Reines Cineol:
Auch zur Zusatzbehandlung bei Asthma
Asthma bronchiale, oder einfach kurz Asthma, ist eine chronische Erkrankung
der Atemwege, die mit Reizhusten, Atemgeräuschen, Kurzatmigkeit und Luftnot
bis hin zu lebensbedrohlichen Erstickungsanfällen einhergeht.
Die Erkrankung beginnt oft schon im Kindes- oder frühen Jugendalter.
Asthma betrifft viele Menschen: Weltweit gibt es etwa 300 Millionen Menschen,
die an Asthma erkrankt sind, rund acht Millionen davon leben in Deutschland.
Die Häufigkeit der Asthma-Erkrankungen nimmt weltweit zu, vor allem bei
Kindern in industrialisierten Gebieten.
BehandlungDie zwei Säulen der Asthma-Therapie
Heute kann man Asthma sehr gut mit Medikamenten behandeln. Die meisten Betroffenen sind damit in der Lage, ein nahezu beschwerdefreies Leben zu führen, das sportliche Aktivitäten genauso ermöglicht wie eine freie Berufswahl. Welche Medikamente der Arzt verordnet, hängt vom Schweregrad der Erkrankung ab.
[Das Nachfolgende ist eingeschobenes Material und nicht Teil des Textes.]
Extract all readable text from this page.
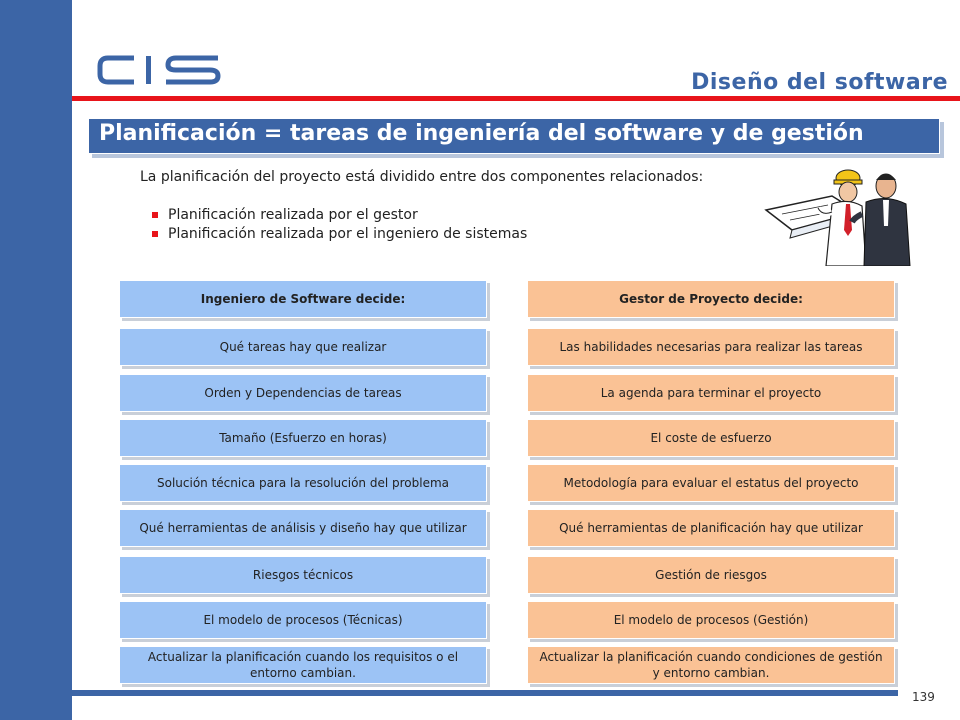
Diseño del software
Planificación = tareas de ingeniería del software y de gestión
La planificación del proyecto está dividido entre dos componentes relacionados:
Planificación realizada por el gestor
Planificación realizada por el ingeniero de sistemas
Ingeniero de Software decide:
Qué tareas hay que realizar
Orden y Dependencias de tareas
Tamaño (Esfuerzo en horas)
Solución técnica para la resolución del problema
Qué herramientas de análisis y diseño hay que utilizar
Riesgos técnicos
El modelo de procesos (Técnicas)
Actualizar la planificación cuando los requisitos o el entorno cambian.
Gestor de Proyecto decide:
Las habilidades necesarias para realizar las tareas
La agenda para terminar el proyecto
El coste de esfuerzo
Metodología para evaluar el estatus del proyecto
Qué herramientas de planificación hay que utilizar
Gestión de riesgos
El modelo de procesos (Gestión)
Actualizar la planificación cuando condiciones de gestión y entorno cambian.
139
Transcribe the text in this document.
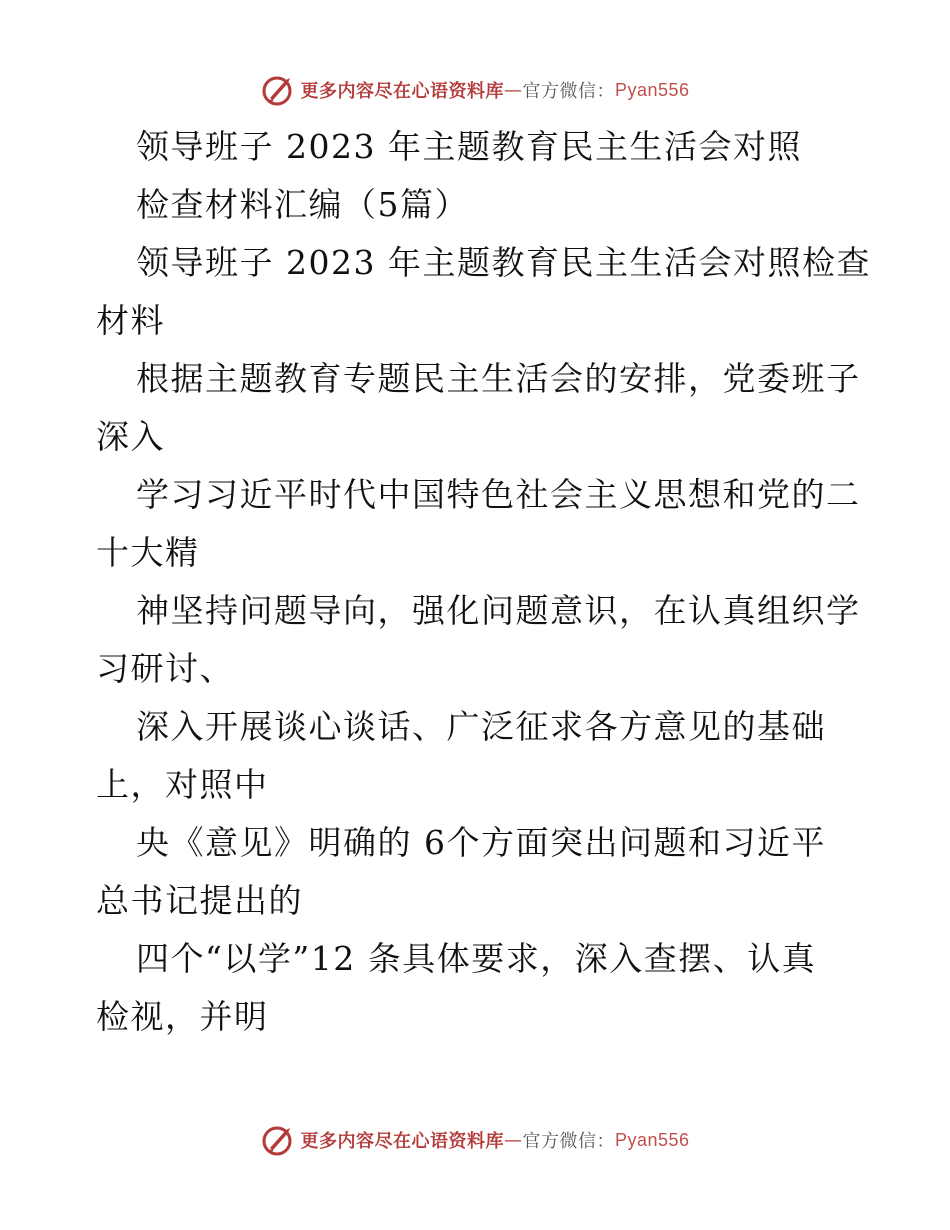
更多内容尽在心语资料库 — 官方微信： Pyan556
领导班子 2023 年主题教育民主生活会对照
检查材料汇编（5篇）
领导班子 2023 年主题教育民主生活会对照检查
材料
根据主题教育专题民主生活会的安排，党委班子
深入
学习习近平时代中国特色社会主义思想和党的二
十大精
神坚持问题导向，强化问题意识，在认真组织学
习研讨、
深入开展谈心谈话、广泛征求各方意见的基础
上，对照中
央《意见》明确的 6个方面突出问题和习近平
总书记提出的
四个“以学”12 条具体要求，深入查摆、认真
检视，并明
更多内容尽在心语资料库 — 官方微信： Pyan556
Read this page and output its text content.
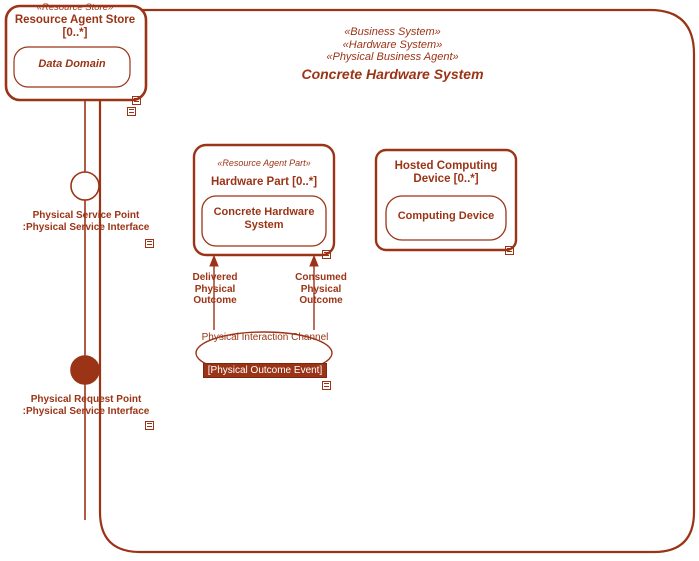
«Business System»
«Hardware System»
«Physical Business Agent»
Concrete Hardware System
«Resource Store»
Resource Agent Store [0..*]
Data Domain
«Resource Agent Part»
Hardware Part [0..*]
Concrete Hardware System
Hosted Computing Device [0..*]
Computing Device
Physical Service Point
:Physical Service Interface
Physical Request Point
:Physical Service Interface
Delivered Physical Outcome
Consumed Physical Outcome
Physical Interaction Channel
[Physical Outcome Event]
1. Bedarfsmedikation: Akute Beschwerden werden rasch gebessert
Bei leichtem Asthma wird der Arzt Medikamente verschreiben, die nur
bei Bedarf angewendet werden (Bedarfsmedikation). Diese Mittel
erweitern innerhalb von wenigen Minuten effektivdie verengten Bronchien.
In der Fachsprache werden diese Mittel als schnell wirksame
Beta-2-Sympathomimetika (kurz: Betamimetika) oder Anticholinergika bezeichnet. Die Arzneimittel werden in der Regel als Sprays inhaliert (eingeatmet). Dadurch gelangen sie ohne Umwege direkt in die Lunge,
sodass der Betroffene rasch wieder besser atmen kann.
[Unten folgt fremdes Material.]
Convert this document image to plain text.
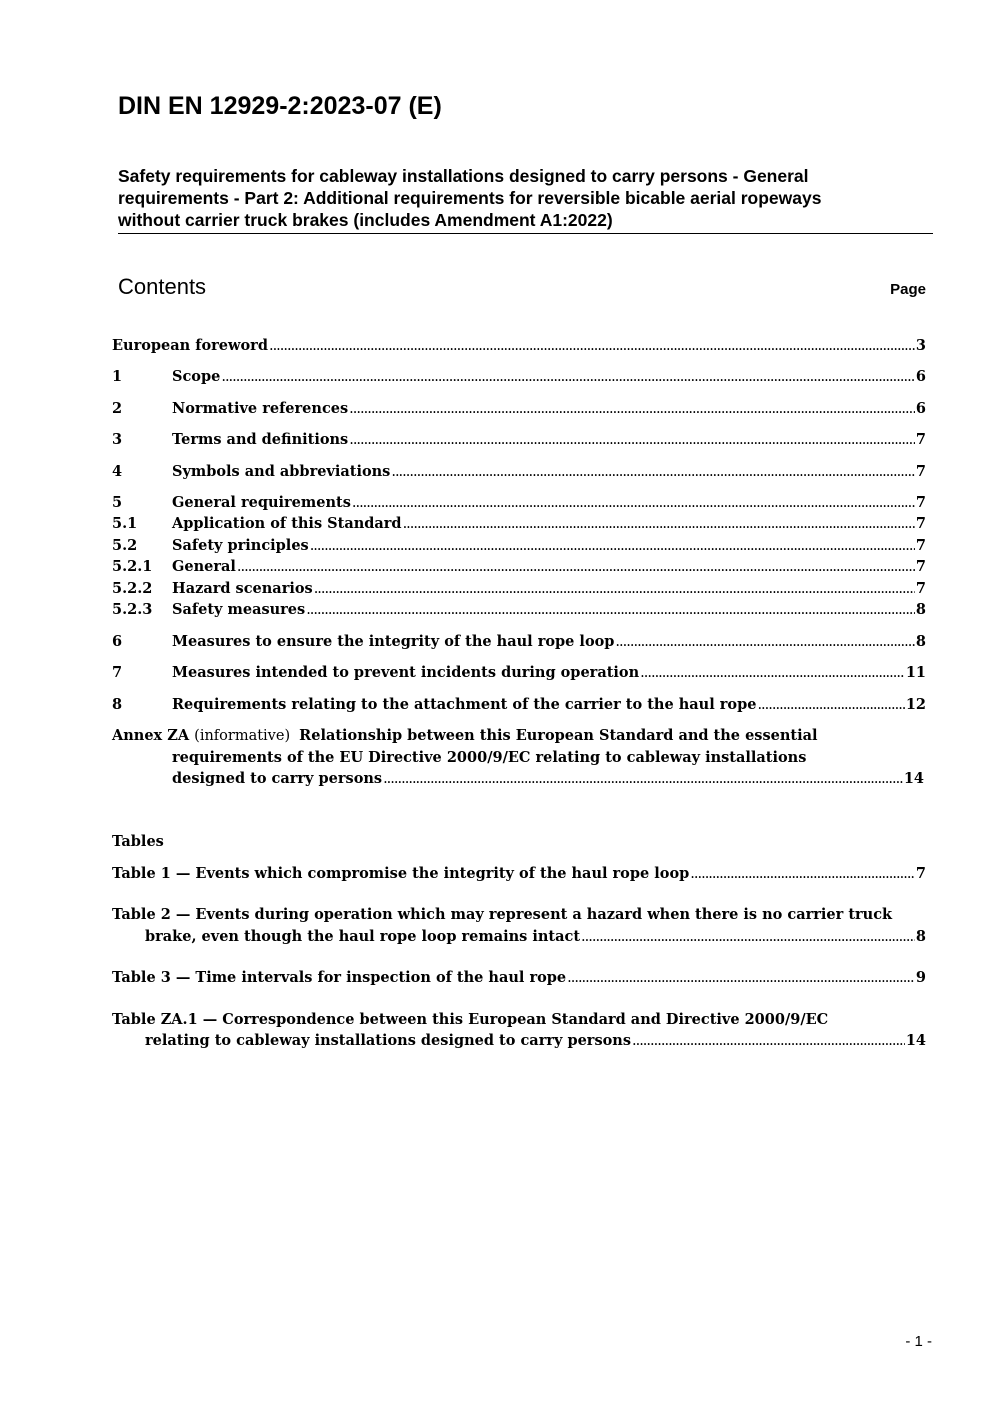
DIN EN 12929-2:2023-07 (E)
Safety requirements for cableway installations designed to carry persons - General
requirements - Part 2: Additional requirements for reversible bicable aerial ropeways
without carrier truck brakes (includes Amendment A1:2022)
Contents	Page
European foreword .....	3
1	Scope .....	6
2	Normative references .....	6
3	Terms and definitions .....	7
4	Symbols and abbreviations .....	7
5	General requirements .....	7
5.1	Application of this Standard .....	7
5.2	Safety principles .....	7
5.2.1	General .....	7
5.2.2	Hazard scenarios .....	7
5.2.3	Safety measures .....	8
6	Measures to ensure the integrity of the haul rope loop .....	8
7	Measures intended to prevent incidents during operation .....	11
8	Requirements relating to the attachment of the carrier to the haul rope .....	12
Annex ZA (informative) Relationship between this European Standard and the essential
requirements of the EU Directive 2000/9/EC relating to cableway installations
designed to carry persons .....	14
Tables
Table 1 — Events which compromise the integrity of the haul rope loop .....	7
Table 2 — Events during operation which may represent a hazard when there is no carrier truck
brake, even though the haul rope loop remains intact .....	8
Table 3 — Time intervals for inspection of the haul rope .....	9
Table ZA.1 — Correspondence between this European Standard and Directive 2000/9/EC
relating to cableway installations designed to carry persons .....	14
- 1 -
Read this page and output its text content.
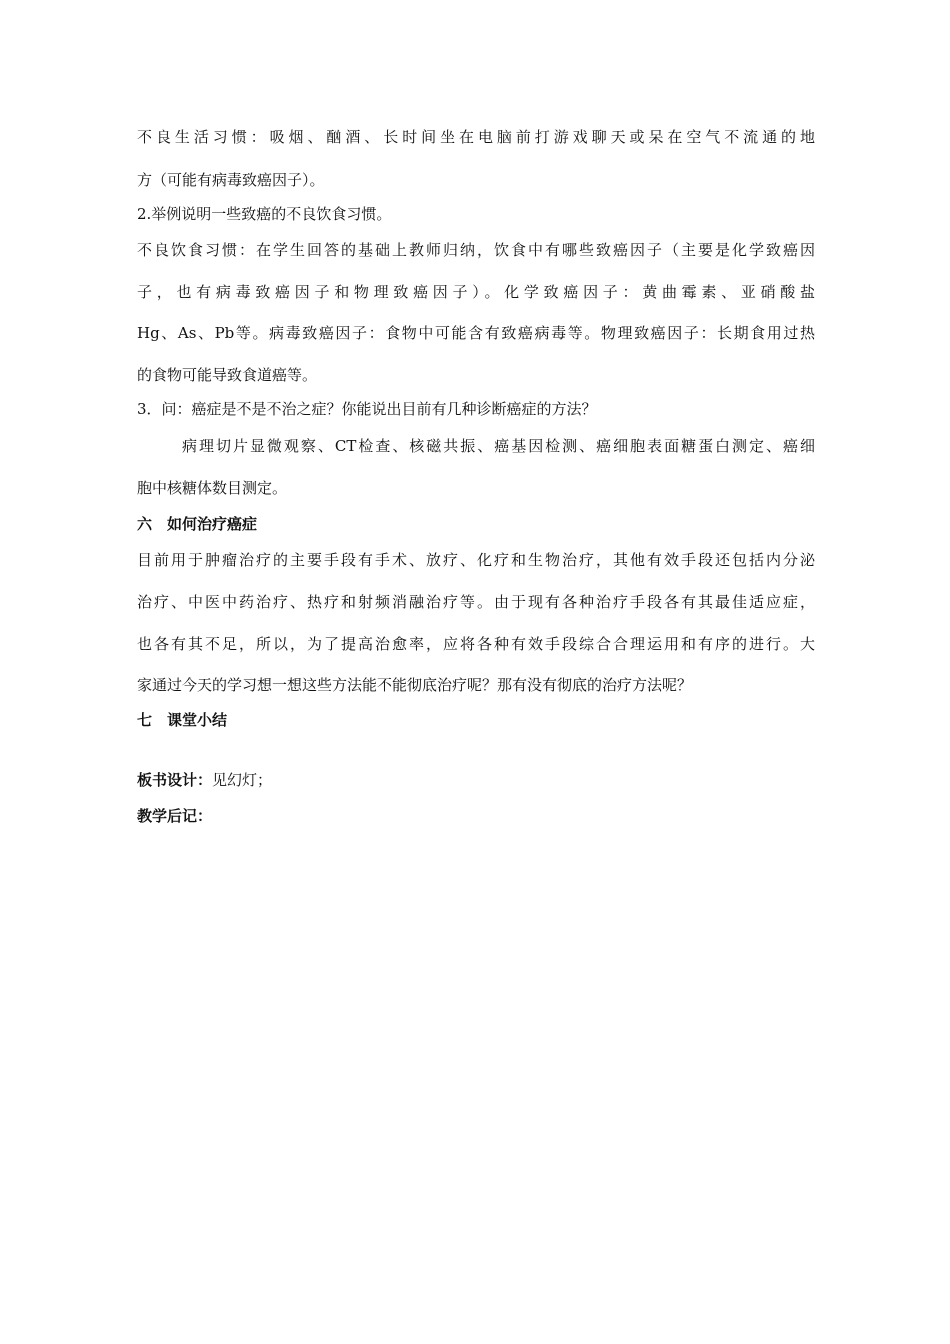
不良生活习惯：吸烟、酗酒、长时间坐在电脑前打游戏聊天或呆在空气不流通的地
方（可能有病毒致癌因子）。
2.举例说明一些致癌的不良饮食习惯。
不良饮食习惯：在学生回答的基础上教师归纳，饮食中有哪些致癌因子（主要是化学致癌因
子，也有病毒致癌因子和物理致癌因子）。化学致癌因子：黄曲霉素、亚硝酸盐
Hg、As、Pb等。病毒致癌因子：食物中可能含有致癌病毒等。物理致癌因子：长期食用过热
的食物可能导致食道癌等。
3．问：癌症是不是不治之症？你能说出目前有几种诊断癌症的方法？
病理切片显微观察、CT检查、核磁共振、癌基因检测、癌细胞表面糖蛋白测定、癌细
胞中核糖体数目测定。
六　如何治疗癌症
目前用于肿瘤治疗的主要手段有手术、放疗、化疗和生物治疗，其他有效手段还包括内分泌
治疗、中医中药治疗、热疗和射频消融治疗等。由于现有各种治疗手段各有其最佳适应症，
也各有其不足，所以，为了提高治愈率，应将各种有效手段综合合理运用和有序的进行。大
家通过今天的学习想一想这些方法能不能彻底治疗呢？那有没有彻底的治疗方法呢？
七　课堂小结
板书设计：见幻灯；
教学后记：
2. Entzündungshemmung: die Basis der Therapie
Treten die Beschwerden mehrmals pro Woche auf, kann es erforderlich sein, täglich Kortison zu inhalieren. Kortison bremst die Entzündung in den Bronchien und kontrolliert so den Krankheitsprozess.
Leider hat die Substanz einen schlechten Ruf, da sie bei langjähriger Einnahme zu schweren Nebenwirkungen führen kann. Solange der Wirkstoff aber nur eingeatmet wird, braucht man im Allgemeinen keine Begleiterscheinungen zu fürchten.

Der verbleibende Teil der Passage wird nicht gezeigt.